Drug Enforcement Administration

[Docket No. DEA-1228F]

Final Adjusted Aggregate Production Quotas for Schedule I and II Controlled Substances and Assessment of Annual Needs for the List I Chemicals Ephedrine, Pseudoephedrine, and Phenylpropanolamine for 2024

AGENCY:

Drug Enforcement Administration, Department of Justice.

ACTION:

Final order.

SUMMARY:

This final order establishes the final adjusted 2024 aggregate production quotas for controlled substances in schedules I and II of the Controlled Substances Act and the assessment of annual needs for the list I chemicals ephedrine, pseudoephedrine, and phenylpropanolamine.

DATES:

This order is effective December 17, 2024.

FOR FURTHER INFORMATION CONTACT:

Heather E. Achbach, Regulatory Drafting and Policy Support Section, Diversion Control Division, Drug Enforcement Administration; Mailing Address: 8701 Morrissette Drive, Springfield, VA 22152, Telephone: (571) 362-3261.
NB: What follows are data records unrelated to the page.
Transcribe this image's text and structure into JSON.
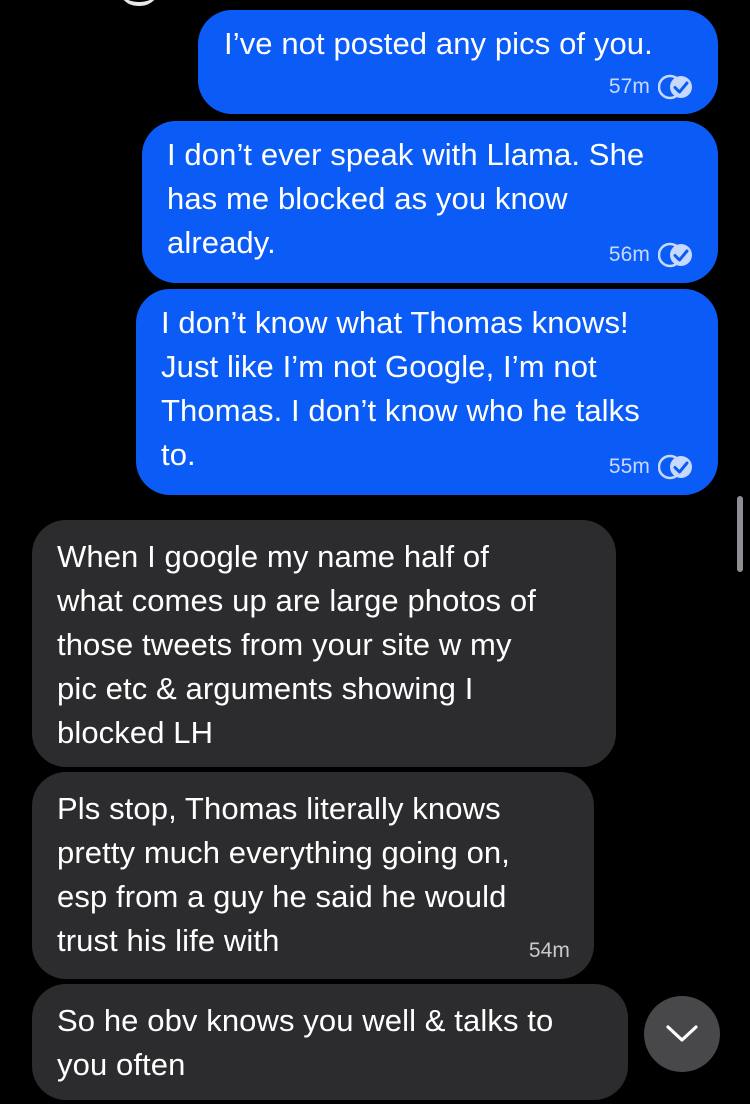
{
  "colors": {
    "background": "#000000",
    "outgoing_bubble": "#0b5cf7",
    "incoming_bubble": "#2c2c2e",
    "scroll_button": "#48484a"
  },
  "messages": [
    {
      "direction": "outgoing",
      "text": "I’ve not posted any pics of you.",
      "time": "57m",
      "status_icon": "double-check-icon"
    },
    {
      "direction": "outgoing",
      "text": "I don’t ever speak with Llama. She\nhas me blocked as you know\nalready.",
      "time": "56m",
      "status_icon": "double-check-icon"
    },
    {
      "direction": "outgoing",
      "text": "I don’t know what Thomas knows!\nJust like I’m not Google, I’m not\nThomas. I don’t know who he talks\nto.",
      "time": "55m",
      "status_icon": "double-check-icon"
    },
    {
      "direction": "incoming",
      "text": "When I google my name half of\nwhat comes up are large photos of\nthose tweets from your site w my\npic etc & arguments showing I\nblocked LH",
      "time": ""
    },
    {
      "direction": "incoming",
      "text": "Pls stop, Thomas literally knows\npretty much everything going on,\nesp from a guy he said he would\ntrust his life with",
      "time": "54m"
    },
    {
      "direction": "incoming",
      "text": "So he obv knows you well & talks to\nyou often",
      "time": ""
    }
  ],
  "controls": {
    "scroll_down_icon": "chevron-down-icon"
  }
}
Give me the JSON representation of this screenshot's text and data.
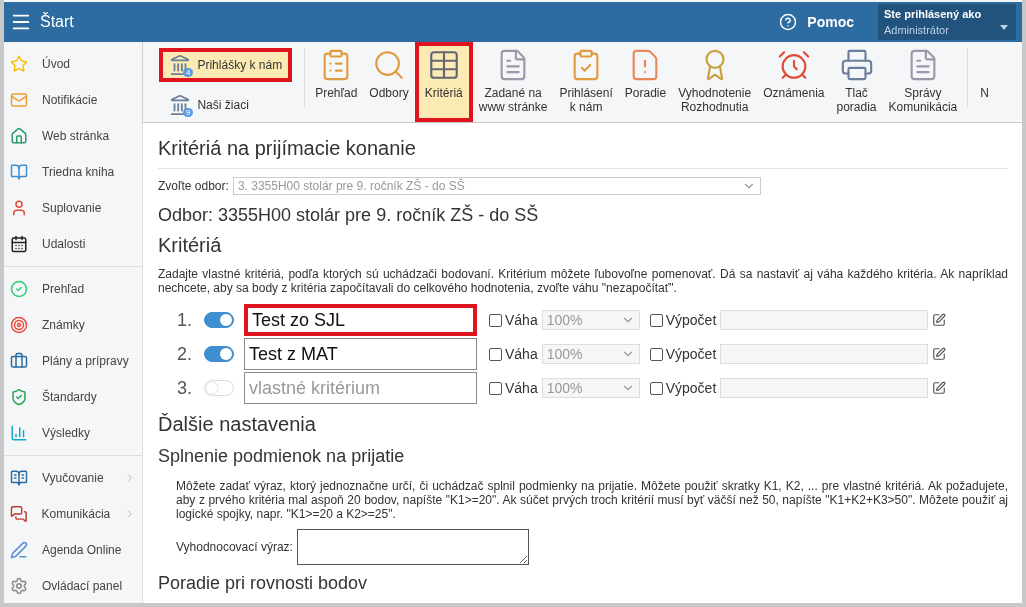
{
  "header": {
    "title": "Štart",
    "help": "Pomoc",
    "user_caption": "Ste prihlásený ako",
    "user_name": "Administrátor"
  },
  "sidebar": {
    "groups": [
      [
        {
          "label": "Úvod",
          "expandable": false
        },
        {
          "label": "Notifikácie",
          "expandable": false
        },
        {
          "label": "Web stránka",
          "expandable": false
        },
        {
          "label": "Triedna kniha",
          "expandable": false
        },
        {
          "label": "Suplovanie",
          "expandable": false
        },
        {
          "label": "Udalosti",
          "expandable": false
        }
      ],
      [
        {
          "label": "Prehľad",
          "expandable": false
        },
        {
          "label": "Známky",
          "expandable": false
        },
        {
          "label": "Plány a prípravy",
          "expandable": false
        },
        {
          "label": "Štandardy",
          "expandable": false
        },
        {
          "label": "Výsledky",
          "expandable": false
        }
      ],
      [
        {
          "label": "Vyučovanie",
          "expandable": true
        },
        {
          "label": "Komunikácia",
          "expandable": true
        },
        {
          "label": "Agenda Online",
          "expandable": false
        },
        {
          "label": "Ovládací panel",
          "expandable": false
        }
      ]
    ]
  },
  "toolbar": {
    "small_items": [
      {
        "label": "Prihlášky k nám",
        "badge": "4",
        "selected": true,
        "highlighted": true
      },
      {
        "label": "Naši žiaci",
        "badge": "9",
        "selected": false,
        "highlighted": false
      }
    ],
    "items": [
      {
        "label": "Prehľad",
        "selected": false,
        "highlighted": false
      },
      {
        "label": "Odbory",
        "selected": false,
        "highlighted": false
      },
      {
        "label": "Kritériá",
        "selected": true,
        "highlighted": true
      },
      {
        "label": "Zadané na\nwww stránke",
        "selected": false,
        "highlighted": false
      },
      {
        "label": "Prihlásení\nk nám",
        "selected": false,
        "highlighted": false
      },
      {
        "label": "Poradie",
        "selected": false,
        "highlighted": false
      },
      {
        "label": "Vyhodnotenie\nRozhodnutia",
        "selected": false,
        "highlighted": false
      },
      {
        "label": "Oznámenia",
        "selected": false,
        "highlighted": false
      },
      {
        "label": "Tlač\nporadia",
        "selected": false,
        "highlighted": false
      },
      {
        "label": "Správy\nKomunikácia",
        "selected": false,
        "highlighted": false
      }
    ],
    "cut_item": "N"
  },
  "page_title": "Kritériá na prijímacie konanie",
  "field_select": {
    "label": "Zvoľte odbor:",
    "value": "3. 3355H00 stolár pre 9. ročník ZŠ - do SŠ"
  },
  "field_heading": "Odbor: 3355H00 stolár pre 9. ročník ZŠ - do SŠ",
  "criteria_heading": "Kritériá",
  "criteria_help": "Zadajte vlastné kritériá, podľa ktorých sú uchádzači bodovaní. Kritérium môžete ľubovoľne pomenovať. Dá sa nastaviť aj váha každého kritéria. Ak napríklad nechcete, aby sa body z kritéria započítavali do celkového hodnotenia, zvoľte váhu \"nezapočítať\".",
  "criteria": [
    {
      "number": "1.",
      "on": true,
      "value": "Test zo SJL",
      "highlighted": true,
      "weight_label": "Váha",
      "weight_checked": false,
      "weight": "100%",
      "calc_label": "Výpočet",
      "calc_checked": false
    },
    {
      "number": "2.",
      "on": true,
      "value": "Test z MAT",
      "highlighted": false,
      "weight_label": "Váha",
      "weight_checked": false,
      "weight": "100%",
      "calc_label": "Výpočet",
      "calc_checked": false
    },
    {
      "number": "3.",
      "on": false,
      "placeholder": "vlastné kritérium",
      "highlighted": false,
      "weight_label": "Váha",
      "weight_checked": false,
      "weight": "100%",
      "calc_label": "Výpočet",
      "calc_checked": false
    }
  ],
  "more_heading": "Ďalšie nastavenia",
  "conditions_heading": "Splnenie podmienok na prijatie",
  "conditions_help": "Môžete zadať výraz, ktorý jednoznačne určí, či uchádzač splnil podmienky na prijatie. Môžete použiť skratky K1, K2, ... pre vlastné kritériá. Ak požadujete, aby z prvého kritéria mal aspoň 20 bodov, napíšte \"K1>=20\". Ak súčet prvých troch kritérií musí byť väčší než 50, napíšte \"K1+K2+K3>50\". Môžete použiť aj logické spojky, napr. \"K1>=20 a K2>=25\".",
  "expression_label": "Vyhodnocovací výraz:",
  "tie_heading": "Poradie pri rovnosti bodov"
}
SUPPLEMENTARY INFORMATION:

Legal Authority

Section 306 of the Controlled Substances Act (CSA) (21 U.S.C. 826) requires the Attorney General to establish production quotas for each basic class of controlled substances listed in schedules I and II and for ephedrine, pseudoephedrine, and phenylpropanolamine. The Attorney General has delegated this function to the Administrator of the Drug Enforcement Administration (DEA) pursuant to 28 CFR 0.100.

Background

DEA published the 2024 established aggregate production quotas (APQs) for controlled substances in schedules I and II and for the assessment of annual needs (AAN) for the list I chemicals ephedrine, pseudoephedrine, and phenylpropanolamine in the Federal Register (FR) on January 3, 2024. 1 This notice stated that the Administrator would adjust, as needed, the established APQ in 2024 in accordance with 21 CFR 1303.13 and 21 CFR 1315.13. DEA is committed to preventing and limiting diversion by enforcing laws and regulations regarding controlled substances and the list I chemicals ephedrine, pseudoephedrine, and phenylpropanolamine, while meeting the legitimate medical, scientific, and export needs of the United States.

Footnotes:

1 ?Established Aggregate Production Quotas for Schedule I and II Controlled Substances and Assessment of Annual Needs for the List I Chemicals Ephedrine, Pseudoephedrine, and Phenylpropanolamine for 2024, 89 FR 407.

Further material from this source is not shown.